Chinese box-office revenues will almost double over the next three years, from $336m to $720m by 2010, according to analyst Screen Digest and Nielsen NRG.
The rapid box-office growth has been driven by the opening up of the Chinese market, and the swift development of modern multiplexes looks set to continue.
The report predicts an increase in modern or silver-screen cinemas from 2,940 in 2005 to 5,000 by 2010.
But there are a series of potential brakes that could slow the country's progress towards becoming the world's biggest domestic market, the report warns.
Liberalisation has attracted much foreign investment, but it has done so at an erratic pace. While 41% of last year's box office was taken by Hollywood blockbusters, would-be overseas partners have found the market exasperating. Most notably, Warner Bros International Cinemas pulled out of China last year, when the government barred foreign companies from holding majority ownership of exhibition companies.

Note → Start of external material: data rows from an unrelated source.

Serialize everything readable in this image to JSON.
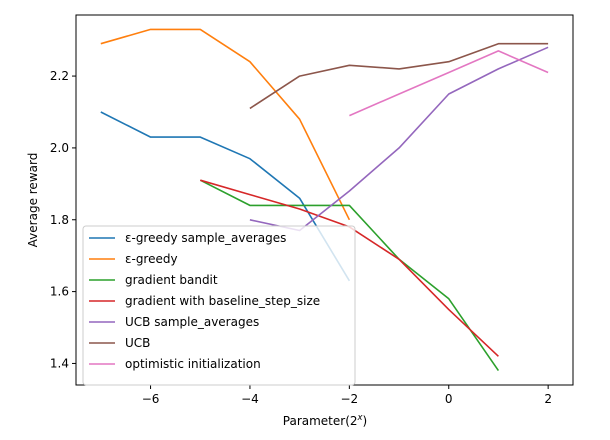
{
  "chart_data": {
    "type": "line",
    "title": "",
    "xlabel": "Parameter(2",
    "xlabel_sup": "x",
    "xlabel_close": ")",
    "ylabel": "Average reward",
    "xlim": [
      -7.5,
      2.5
    ],
    "ylim": [
      1.34,
      2.37
    ],
    "xticks": [
      -6,
      -4,
      -2,
      0,
      2
    ],
    "xtick_labels": [
      "−6",
      "−4",
      "−2",
      "0",
      "2"
    ],
    "yticks": [
      1.4,
      1.6,
      1.8,
      2.0,
      2.2
    ],
    "ytick_labels": [
      "1.4",
      "1.6",
      "1.8",
      "2.0",
      "2.2"
    ],
    "grid": false,
    "legend_position": "lower-left",
    "series": [
      {
        "name": "ε-greedy sample_averages",
        "color": "#1f77b4",
        "x": [
          -7,
          -6,
          -5,
          -4,
          -3,
          -2
        ],
        "y": [
          2.1,
          2.03,
          2.03,
          1.97,
          1.86,
          1.63
        ]
      },
      {
        "name": "ε-greedy",
        "color": "#ff7f0e",
        "x": [
          -7,
          -6,
          -5,
          -4,
          -3,
          -2
        ],
        "y": [
          2.29,
          2.33,
          2.33,
          2.24,
          2.08,
          1.8
        ]
      },
      {
        "name": "gradient bandit",
        "color": "#2ca02c",
        "x": [
          -5,
          -4,
          -3,
          -2,
          -1,
          0,
          1
        ],
        "y": [
          1.91,
          1.84,
          1.84,
          1.84,
          1.69,
          1.58,
          1.38
        ]
      },
      {
        "name": "gradient with baseline_step_size",
        "color": "#d62728",
        "x": [
          -5,
          -4,
          -3,
          -2,
          -1,
          0,
          1
        ],
        "y": [
          1.91,
          1.87,
          1.83,
          1.78,
          1.69,
          1.55,
          1.42
        ]
      },
      {
        "name": "UCB sample_averages",
        "color": "#9467bd",
        "x": [
          -4,
          -3,
          -2,
          -1,
          0,
          1,
          2
        ],
        "y": [
          1.8,
          1.77,
          1.88,
          2.0,
          2.15,
          2.22,
          2.28
        ]
      },
      {
        "name": "UCB",
        "color": "#8c564b",
        "x": [
          -4,
          -3,
          -2,
          -1,
          0,
          1,
          2
        ],
        "y": [
          2.11,
          2.2,
          2.23,
          2.22,
          2.24,
          2.29,
          2.29
        ]
      },
      {
        "name": "optimistic initialization",
        "color": "#e377c2",
        "x": [
          -2,
          -1,
          0,
          1,
          2
        ],
        "y": [
          2.09,
          2.15,
          2.21,
          2.27,
          2.21
        ]
      }
    ]
  }
}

Piracy has also been a consistent problem that, despite various initiatives and some prosecutions, accounted for some 95% of all films watched in the country at the end of 2005. The wide availability of Casino Royale in pirated editions before its premiere this week, demonstrates that it remains a devastatingly widespread problem.

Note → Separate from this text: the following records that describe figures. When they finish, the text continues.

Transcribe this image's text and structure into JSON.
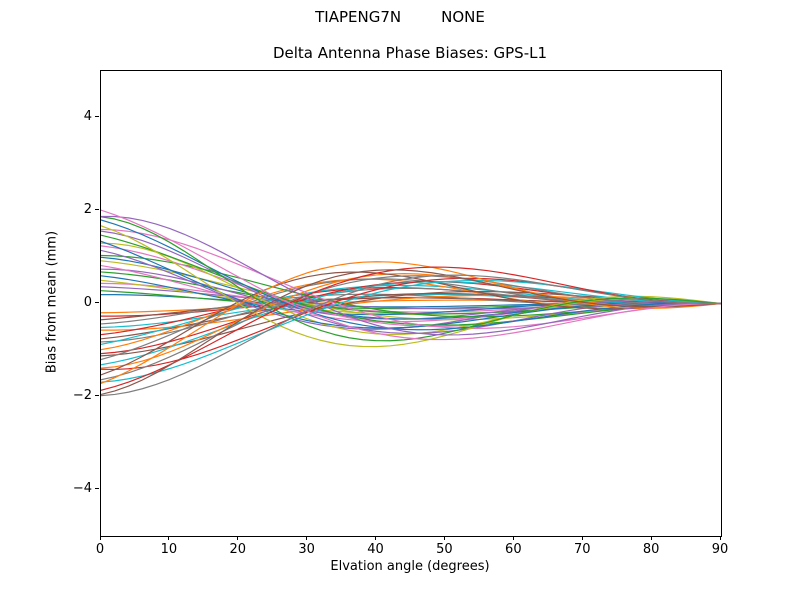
{
  "chart_data": {
    "type": "line",
    "suptitle_left": "TIAPENG7N",
    "suptitle_right": "NONE",
    "title": "Delta Antenna Phase Biases: GPS-L1",
    "xlabel": "Elvation angle (degrees)",
    "ylabel": "Bias from mean (mm)",
    "xlim": [
      0,
      90
    ],
    "ylim": [
      -5,
      5
    ],
    "xticks": [
      0,
      10,
      20,
      30,
      40,
      50,
      60,
      70,
      80,
      90
    ],
    "yticks": [
      -4,
      -2,
      0,
      2,
      4
    ],
    "grid": false,
    "legend": "none",
    "background": "#ffffff",
    "axes_color": "#000000",
    "line_width": 1.2,
    "x_sample_step": 2,
    "n_series": 48,
    "series_model": "y = amp * cos(2*pi*x/period + phase) * exp(-x/decay) * (1 - (x/90)^3)",
    "amps": [
      0.2,
      -0.2,
      0.28,
      -0.28,
      0.36,
      -0.36,
      0.44,
      -0.44,
      0.52,
      -0.52,
      0.6,
      -0.6,
      0.68,
      -0.68,
      0.76,
      -0.76,
      0.84,
      -0.84,
      0.92,
      -0.92,
      1.0,
      -1.0,
      1.08,
      -1.08,
      1.16,
      -1.16,
      1.24,
      -1.24,
      1.32,
      -1.32,
      1.4,
      -1.4,
      1.48,
      -1.48,
      1.56,
      -1.56,
      1.64,
      -1.64,
      1.72,
      -1.72,
      1.8,
      -1.8,
      1.88,
      -1.88,
      1.96,
      -1.96,
      2.04,
      -2.04
    ],
    "phases": [
      -0.3,
      -0.06,
      0.18,
      -0.24,
      0,
      0.24,
      -0.18,
      0.06,
      0.3,
      -0.12,
      0.12,
      -0.3,
      -0.06,
      0.18,
      -0.24,
      0,
      0.24,
      -0.18,
      0.06,
      0.3,
      -0.12,
      0.12,
      -0.3,
      -0.06,
      0.18,
      -0.24,
      0,
      0.24,
      -0.18,
      0.06,
      0.3,
      -0.12,
      0.12,
      -0.3,
      -0.06,
      0.18,
      -0.24,
      0,
      0.24,
      -0.18,
      0.06,
      0.3,
      -0.12,
      0.12,
      -0.3,
      -0.06,
      0.18,
      -0.24
    ],
    "periods": [
      88,
      118,
      106,
      94,
      124,
      112,
      100,
      88,
      118,
      106,
      94,
      124,
      112,
      100,
      88,
      118,
      106,
      94,
      124,
      112,
      100,
      88,
      118,
      106,
      94,
      124,
      112,
      100,
      88,
      118,
      106,
      94,
      124,
      112,
      100,
      88,
      118,
      106,
      94,
      124,
      112,
      100,
      88,
      118,
      106,
      94,
      124,
      112
    ],
    "decays": [
      52,
      73,
      59,
      80,
      66,
      52,
      73,
      59,
      80,
      66,
      52,
      73,
      59,
      80,
      66,
      52,
      73,
      59,
      80,
      66,
      52,
      73,
      59,
      80,
      66,
      52,
      73,
      59,
      80,
      66,
      52,
      73,
      59,
      80,
      66,
      52,
      73,
      59,
      80,
      66,
      52,
      73,
      59,
      80,
      66,
      52,
      73,
      59
    ],
    "palette": [
      "#1f77b4",
      "#ff7f0e",
      "#2ca02c",
      "#d62728",
      "#9467bd",
      "#8c564b",
      "#e377c2",
      "#7f7f7f",
      "#bcbd22",
      "#17becf"
    ]
  }
}
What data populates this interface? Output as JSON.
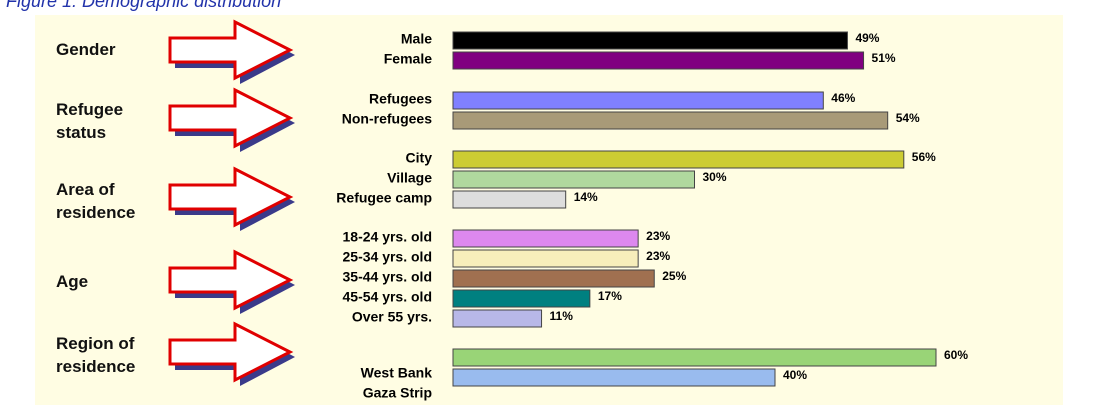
{
  "chart_data": {
    "type": "bar",
    "title": "Figure 1: Demographic distribution",
    "groups": [
      {
        "label": "Gender",
        "categories": [
          "Male",
          "Female"
        ],
        "values": [
          49,
          51
        ],
        "value_labels": [
          "49%",
          "51%"
        ],
        "colors": [
          "#000000",
          "#800080"
        ]
      },
      {
        "label": "Refugee status",
        "categories": [
          "Refugees",
          "Non-refugees"
        ],
        "values": [
          46,
          54
        ],
        "value_labels": [
          "46%",
          "54%"
        ],
        "colors": [
          "#8080ff",
          "#a89a78"
        ]
      },
      {
        "label": "Area of residence",
        "categories": [
          "City",
          "Village",
          "Refugee camp"
        ],
        "values": [
          56,
          30,
          14
        ],
        "value_labels": [
          "56%",
          "30%",
          "14%"
        ],
        "colors": [
          "#cccc33",
          "#b0d89e",
          "#dddddd"
        ]
      },
      {
        "label": "Age",
        "categories": [
          "18-24 yrs. old",
          "25-34 yrs. old",
          "35-44 yrs. old",
          "45-54 yrs. old",
          "Over 55 yrs."
        ],
        "values": [
          23,
          23,
          25,
          17,
          11
        ],
        "value_labels": [
          "23%",
          "23%",
          "25%",
          "17%",
          "11%"
        ],
        "colors": [
          "#dd88ee",
          "#f7eebb",
          "#a07050",
          "#008080",
          "#b8b8e8"
        ]
      },
      {
        "label": "Region of residence",
        "categories": [
          "West Bank",
          "Gaza Strip"
        ],
        "values": [
          60,
          40
        ],
        "value_labels": [
          "60%",
          "40%"
        ],
        "colors": [
          "#99d477",
          "#99bbee"
        ]
      }
    ]
  }
}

The report looks at the demographics behind the piracy figures and suggests that the cost of going to the cinema is simply beyond the reach of the average worker. Indeed, growth in box-office revenue has largely come from what the report suggests is a "cinema class" - around 19% of the population for whom paying for a cinema ticket is a realistic option.
"High ticket prices mean the thrill of experiencing one of the new multiplexes isn't enough to get the average worker to spend a significant proportion of their monthly salary at the box office," says Screen Digest analyst David Hancock, who led the report, Cinema In China: Opportunities And Obstacles.
"To reach anything like a mass market, China is going to need more cinemas across the country, not just in the major urban centres, and significantly lower ticket prices."
That change may happen, supported by the spread of lower-cost digital cinema.
The rapid rise in local production - China is now the third-largest film producer in the world, after India and the US - may also be a motivation for the government to support film exhibition in rural areas.
Foreign films welcome
The most original part of the report may be its research into local tastes that offer promising results to non-Chinese film-makers. The authors conclude there is little resistance to foreign film - indeed 42% of respondents had no preference for either Chinese or Western film.
So even given the obstacles, simple population numbers mean relatively small changes can result in huge box-office growth. The report claims that if the average number of cinema visits per person in China increased from 0.14 times a year - where it now stands - to one a year, the country would become the third-largest market for cinema in the world, after the US and Japan.
The Nielsen NRG/AC Nielsen China consumer survey was carried out with targeted respondents aged 16-34, who had been to the cinema at least once in the last six months. The research was conducted online in Shanghai, Beijing and Guangzhou.